Thacholi Ambu learns that he can't conquer the fort unless he recovers the magic amulet which his uncle Thacholi Othenan had left with his wife Kunjitheyi, the sister of Parunthunkalkotta Panicker. He disguises himself and makes his way to the Fort to participate in a Grand Festival along with Mayan Kutty and Kunjali. There he meets his aunt Kunjitheyi and cousin Kanni with whom he promptly falls in love.

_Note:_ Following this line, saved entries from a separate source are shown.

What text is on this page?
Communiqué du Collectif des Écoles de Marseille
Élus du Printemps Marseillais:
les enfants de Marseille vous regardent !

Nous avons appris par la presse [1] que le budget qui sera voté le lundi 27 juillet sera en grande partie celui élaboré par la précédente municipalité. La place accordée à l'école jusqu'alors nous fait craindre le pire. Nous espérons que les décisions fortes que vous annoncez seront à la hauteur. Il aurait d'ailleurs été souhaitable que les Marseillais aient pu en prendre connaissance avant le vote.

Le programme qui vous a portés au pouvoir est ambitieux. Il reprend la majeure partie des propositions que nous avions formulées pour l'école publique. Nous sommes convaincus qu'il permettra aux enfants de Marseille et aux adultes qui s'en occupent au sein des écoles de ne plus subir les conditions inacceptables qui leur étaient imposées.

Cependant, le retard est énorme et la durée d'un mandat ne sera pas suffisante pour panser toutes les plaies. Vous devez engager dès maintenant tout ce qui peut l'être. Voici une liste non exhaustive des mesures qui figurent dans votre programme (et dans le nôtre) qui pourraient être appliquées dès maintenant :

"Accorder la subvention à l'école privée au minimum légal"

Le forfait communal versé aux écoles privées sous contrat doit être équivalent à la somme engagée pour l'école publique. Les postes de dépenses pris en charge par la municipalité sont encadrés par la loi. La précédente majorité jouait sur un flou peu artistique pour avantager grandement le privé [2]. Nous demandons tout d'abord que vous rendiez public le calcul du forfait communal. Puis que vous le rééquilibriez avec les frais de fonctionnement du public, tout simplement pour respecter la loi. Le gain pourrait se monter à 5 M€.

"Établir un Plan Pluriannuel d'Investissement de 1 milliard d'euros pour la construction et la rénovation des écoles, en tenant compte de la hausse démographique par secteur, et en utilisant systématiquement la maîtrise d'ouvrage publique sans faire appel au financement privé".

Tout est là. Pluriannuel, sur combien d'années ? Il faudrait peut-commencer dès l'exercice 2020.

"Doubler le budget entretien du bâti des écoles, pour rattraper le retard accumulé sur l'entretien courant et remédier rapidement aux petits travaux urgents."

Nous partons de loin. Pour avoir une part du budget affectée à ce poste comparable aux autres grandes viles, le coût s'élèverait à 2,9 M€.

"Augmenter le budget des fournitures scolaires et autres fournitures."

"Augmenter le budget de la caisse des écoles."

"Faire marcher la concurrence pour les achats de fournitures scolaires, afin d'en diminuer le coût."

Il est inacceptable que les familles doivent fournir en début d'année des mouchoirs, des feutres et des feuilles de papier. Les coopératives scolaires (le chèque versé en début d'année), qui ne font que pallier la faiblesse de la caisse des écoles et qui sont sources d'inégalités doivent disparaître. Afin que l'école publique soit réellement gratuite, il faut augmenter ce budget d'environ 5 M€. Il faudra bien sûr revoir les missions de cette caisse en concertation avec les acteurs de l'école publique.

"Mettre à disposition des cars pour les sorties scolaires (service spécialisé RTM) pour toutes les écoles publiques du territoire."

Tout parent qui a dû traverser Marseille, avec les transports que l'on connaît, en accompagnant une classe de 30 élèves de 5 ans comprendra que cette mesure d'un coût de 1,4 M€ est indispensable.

Meanwhile, Mayan Kutty is stuck by how much Kutty, the army chief and younger son of Parunthunkalkotta Panicker resembles his own dead son Bappu. In fact, Kutty is Bappu's lost eldest son. By the time the truth is known Kutty had already declared a duel with Kunjali, his biological brother who had threatened his villainous adoptive elder brother Ithiri. Kutty is torn between his loyalty to his adoptive family and his biological family who have truth on their side. Ambu makes his way to the fort to save Kunjali from the duel. Kutty makes sure that the magical amulet reaches his aunt who will restore it to the rightful owner, Thacholi Ambu. A furious Mayan Kutty shoots Parunthunkalkotta Panicker with the same gun with which he had murdered Thacholi Othenan all those years ago.

== Cast ==
- Prem Nazir as Thacholi Ambu, Othenan's Nephew
- Sivaji Ganesan as Thacholi Othenakkurup
- Jayan as Bappu and Kutty (Bappu's Son)
- K. P. Ummer as Kathiroor Gurukkal
- Balan K. Nair as Mayan Kutty, Bappu's Father
- N. Govindan Kutty as Parunthunkalkotta Panicker, Othenan's Brother-in-law
- M. N. Nambiar as Ittiri, Parunthunkalkotta Panicker's eldest Son
- G. K. Pillai as Payyampalli Chanthu, Othenan's Friend
- Ravikumar as Kunjali, Bappu's other Son
- K. R. Vijaya as Kunjitheyi, Othenan's Wife
- Unnimary as Kanni, Othenan's Daughter
- Vijaya Lalitha
- Alummoodan
- Usilai Mani
- Ushakumari
- Meena as Ambu's mother and Othenan's sister

== Production ==
Thacholi Ambu is the first Malayalam film in CinemaScope. Sivaji Ganesan ventured to enact the film's action scenes without the use of a stunt double. During the filming of one such scene, he fell from a height of six feet. A shield fell on his hand and injured him severely, resulting in him being hospitalised for many days.

== Soundtrack ==
The music was composed by K. Raghavan and the lyrics were written by Yusufali Kechery.

| Song | Singers |
|---|---|
| "Anuraagakkalariyil" | K. J. Yesudas |
| "Makaramaasa Pournamiyil" | P. Susheela, Chorus |
| "Naadapuram Palliyile" | Vani Jairam |
| "Naanam Kunungikale" | S. Janaki, P. Susheela |
| "Ponniyam Parunthunkal" | P. Susheela, Chorus |
| "Ponniyam Poonkanni" | P. Susheela |
| "Thacholi Veettile" | P. Susheela |

== Reception ==
Kousigan of Kalki wrote the Kerala civilisation, tradition, hairstyling, costumes, palace, choreography, mode of war have been depicted realistically, adding that despite appearing only for a few scenes, Sivaji Ganesan delivered a memorable performance. The film performed well at the box office. Made on a cost of ₹30 lakh (₹3 million), the film grossed more than ₹1 crore (₹10 million).